Rösti, der als Umweltminister neue AKWs und neue Autobahnen bauen will, ist wie KKS ideologischer Hardliner und konzilianter Netzwerker zugleich. Und auch er gibt wenig auf Vernehmlassungen, wie sich bei der eigenmächtigen Senkung der SRG-Gebühren zeigte. Die beiden rechten Macher:innen werden jeweils von Bundesräten flankiert, die sich bisher nicht als Leader hervorgetan haben: SVP-Wirtschaftsminister Guy Parmelin gilt zwar innerhalb der SVP als gemässigt, doch scheint ihn seine Partei im Griff zu haben. FDP-Aussenminister Ignazio Cassis wiederum schere nicht aus, weil er permanent seine Abwahl befürchte, heisst es in Bundesbern.

Kein Respekt

Auf der anderen Seite hatte die SP die Abgänge von Alain Berset und Simonetta Sommaruga zu verkraften. Vor deren Nachfolger:innen Elisabeth Baume-Schneider und Beat Jans zeige gerade KKS bisher weit weniger Respekt als vor ihren langjährigen Bundesratskolleg:innen, heisst es aus dem Parlament. Die rechte Bundesratskoalition hält vor allem in Fragen der Kaufkraft, der Wirtschaft, bei Steuerfragen und auch in der Energie- und Landwirtschaftspolitik.
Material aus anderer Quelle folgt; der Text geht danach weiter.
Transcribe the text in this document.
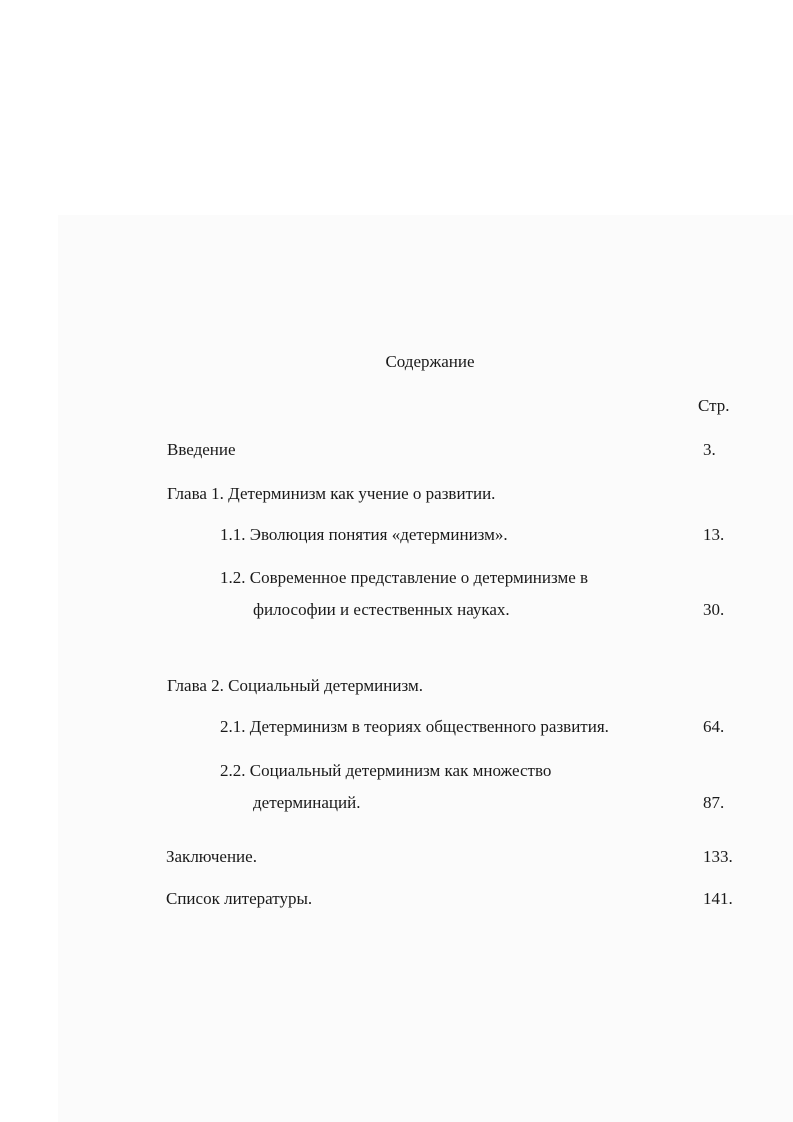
Содержание
Стр.
Введение	3.
Глава 1. Детерминизм как учение о развитии.
1.1. Эволюция понятия «детерминизм».	13.
1.2. Современное представление о детерминизме в
философии и естественных науках.	30.
Глава 2. Социальный детерминизм.
2.1. Детерминизм в теориях общественного развития.	64.
2.2. Социальный детерминизм как множество
детерминаций.	87.
Заключение.	133.
Список литературы.	141.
Doch die Visionslosigkeit der Geld-und-Gülle-Fraktion dürfte zunehmend auch den Wählerinnen aufstossen, zumal der konservativ-neoliberale Mehrheitsblock im Bundesrat längst nicht mehr die Wähler:innenanteile repräsentiert: Die Mitte, die nur mit einem Bundesrat vertreten ist, liegt nach den letzten Wahlen nur noch sehr knapp hinter der FDP. Gar nicht repräsentiert sind in der Regierung die Grünen und die GLP, die zusammen auf fast ebenso viele Stimmen kommen wie die CVP und die FDP. Der Streit um die Finanzierung der 13. AHV-Rente könnte auch Vorbote der Debatte darüber sein, wann dieses Missverhältnis korrigiert wird.